Examples and figures that illustrate greenhushing
For example, in the US, large investors such as BlackRock or Vanguard have been observed to have drastically removed ESG terms from their marketing – although their sustainability efforts have not necessarily changed. The growing political climate in the US against ESG led to this communication freeze. Various surveys also show that the majority of sustainability managers have reduced their communication on net zero targets – partly due to increased regulatory pressure. In addition, analyses such as the Economist report on many companies that are pursuing clear climate targets (Scope 3 targets rose from 28% in 2022 to 67% in 2024, for example) but are refraining from communicating them.
The boundary to the greenwashing debate and the regulatory situation
The phenomenon is becoming increasingly important, especially in times of ESG headwinds – while greenwashing (exaggerated, often misleading communication) used to be discussed critically, the opposite is now happening – deliberate silence.
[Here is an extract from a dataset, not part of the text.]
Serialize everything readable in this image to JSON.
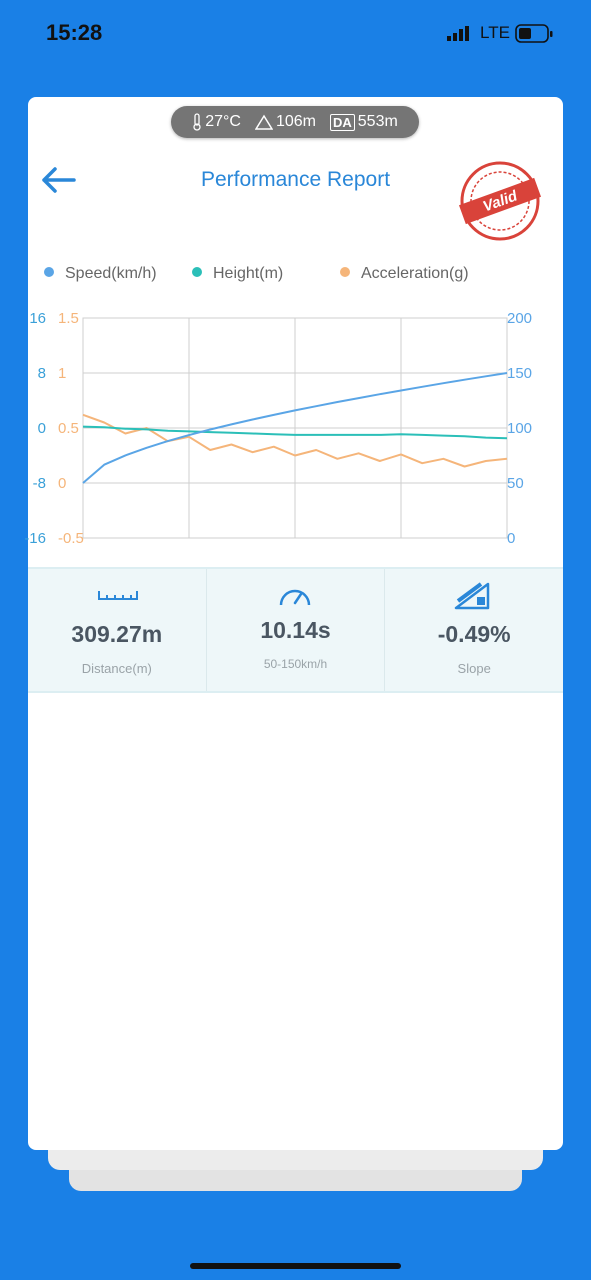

At the same time, stricter regulatory requirements (e.g. EU directives) are making it more difficult to strike a balance between informative transparency and the fear of legal pitfalls.
Why openness about sustainable efforts is better
Transparent communication creates trust, positively differentiates companies from the competition and promotes accountability towards stakeholders. It enables the exchange of best practices, strengthens compliance and facilitates reporting, for example as part of the CSRD. In addition, a visible commitment motivates other companies to follow suit – greenwashing, on the other hand, allows real progress to remain invisible.
Conclusion: More impact through more courage to communicate
Greenwashing may promise protection from criticism in the short term, but in the long term it isolates companies and reduces their influence on change. Openness and responsible communication about environmental measures – even if they are still in development – are essential for credibility, compliance and social impact. Communicating authentically does not mean presenting everything perfectly, but in a realistic, transparent and adaptive way. And anyone who is effectively decarbonizing will look good with a loud, self-confident appearance.